A group of homeless people entering the iconic Sambadrome that will function as a shelter, while the outbreak of coronavirus disease (COVID-19) continues in Rio de Janeiro, Brazil March 30, 2020. 

Eye on supporters’ base before nation

Though India is now the new epicentre of the pandemic and getting all the media focus, Brazil is still badly struggling with the virus. With its ICUs full, hospitals running short on essential supplies such as sedatives, medicines for intubation and oxygen, Brazil has become an example of how the lack of planning can bring a country to its knees.

With 82,000 deaths in April, the highest number since March 2020, it seems the country’s healthcare system has buckled under the onslaught of a deadly virus and its locally mutated variants. Many blame the president’s behaviour, with an eye on his narrow base of supporters, for the catastrophe. In the government’s own list of assumed charges, two accusations have been left out. First is the charge that Bolsonaro has promoted big gatherings of his supporters throughout the pandemic. It is hardly a secret. The president has been caught on camera meetings, almost on a weekly basis, and addressing the crowds of his supporters. The president, who has declared a few times that the pandemic was about to get over, has used these meetings to push the narrative that everything was “normal” – a story that works with his far-right backers.

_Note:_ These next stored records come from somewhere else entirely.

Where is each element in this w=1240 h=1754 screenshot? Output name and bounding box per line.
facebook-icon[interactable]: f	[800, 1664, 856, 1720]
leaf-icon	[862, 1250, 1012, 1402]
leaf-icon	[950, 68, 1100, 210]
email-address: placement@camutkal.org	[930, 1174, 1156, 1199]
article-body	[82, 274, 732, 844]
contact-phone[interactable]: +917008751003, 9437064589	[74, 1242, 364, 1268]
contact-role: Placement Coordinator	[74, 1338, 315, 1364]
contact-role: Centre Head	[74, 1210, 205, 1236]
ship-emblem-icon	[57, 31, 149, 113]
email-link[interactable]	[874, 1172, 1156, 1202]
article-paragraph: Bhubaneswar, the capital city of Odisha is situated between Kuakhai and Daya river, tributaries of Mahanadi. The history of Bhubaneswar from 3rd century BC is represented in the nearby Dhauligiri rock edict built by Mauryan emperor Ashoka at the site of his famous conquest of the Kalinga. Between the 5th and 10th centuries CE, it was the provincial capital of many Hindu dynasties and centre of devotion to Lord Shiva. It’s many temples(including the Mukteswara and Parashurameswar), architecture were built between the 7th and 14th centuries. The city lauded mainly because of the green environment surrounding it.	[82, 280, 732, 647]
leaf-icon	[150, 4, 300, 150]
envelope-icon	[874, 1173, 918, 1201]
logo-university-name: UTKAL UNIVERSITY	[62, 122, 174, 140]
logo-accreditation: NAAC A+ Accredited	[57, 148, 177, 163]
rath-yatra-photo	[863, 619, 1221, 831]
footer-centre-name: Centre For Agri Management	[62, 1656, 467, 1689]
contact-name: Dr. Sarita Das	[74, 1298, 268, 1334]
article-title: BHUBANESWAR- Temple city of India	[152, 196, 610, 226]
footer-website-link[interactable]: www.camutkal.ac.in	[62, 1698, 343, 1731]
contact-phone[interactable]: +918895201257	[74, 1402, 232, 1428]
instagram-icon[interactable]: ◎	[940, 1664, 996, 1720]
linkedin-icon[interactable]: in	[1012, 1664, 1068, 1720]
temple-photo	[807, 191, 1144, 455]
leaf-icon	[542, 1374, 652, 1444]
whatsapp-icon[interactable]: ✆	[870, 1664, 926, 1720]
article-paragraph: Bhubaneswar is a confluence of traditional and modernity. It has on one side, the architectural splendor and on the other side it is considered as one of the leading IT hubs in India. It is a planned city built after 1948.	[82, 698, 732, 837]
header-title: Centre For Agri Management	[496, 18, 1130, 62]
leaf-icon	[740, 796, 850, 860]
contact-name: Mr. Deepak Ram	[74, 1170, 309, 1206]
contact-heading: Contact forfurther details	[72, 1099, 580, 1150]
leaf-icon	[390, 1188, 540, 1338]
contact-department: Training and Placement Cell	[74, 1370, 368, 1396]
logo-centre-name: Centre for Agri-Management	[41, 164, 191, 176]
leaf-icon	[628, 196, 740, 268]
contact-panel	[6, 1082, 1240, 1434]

Another charge missing from the list is equally alarming. Eager to mobilise his base of evangelical Christians, who voted for him in hordes in 2018, Bolsonaro defended keeping the churches open in the midst of the pandemic. He even signed a decree classifying religious activities as “essential services”. On April 10, after the Supreme Court authorised the governors and mayors to restrict face-to-face gatherings in Catholic churches and evangelical temples, Bolsonaro unloaded on the court. “I regret the superpowers that the Supreme Court gave to governors and mayors to close even rooms, churches, of religious services. It is absurd of absurdities,” said Bolsonaro, despite the serious threat of spread of virus in religious gatherings.

 

The Senate probe may pin the president down on his promotion of political gatherings and religious congregations amid the pandemic. These are also two charges which Bolsonaro can’t – and won’t – deny or apologise for as they are fundamental to his far-right politics. But as they are the most visible examples of his reckless behaviour, they are in the crosshairs of the Senate probe. On Thursday, as some government institutions expressed concerns over being targeted by the parliamentary probe, senator Calheiros made clear what – or who – the commission was looking for. “Only the allies of the virus should be concerned. Whoever was not an ally of the virus should not have any concerns,” said the rapporteur of the probe that can shake this country’s politics.In a country full of grief, anger and desperation, few have any doubt who is the main ally of the virus.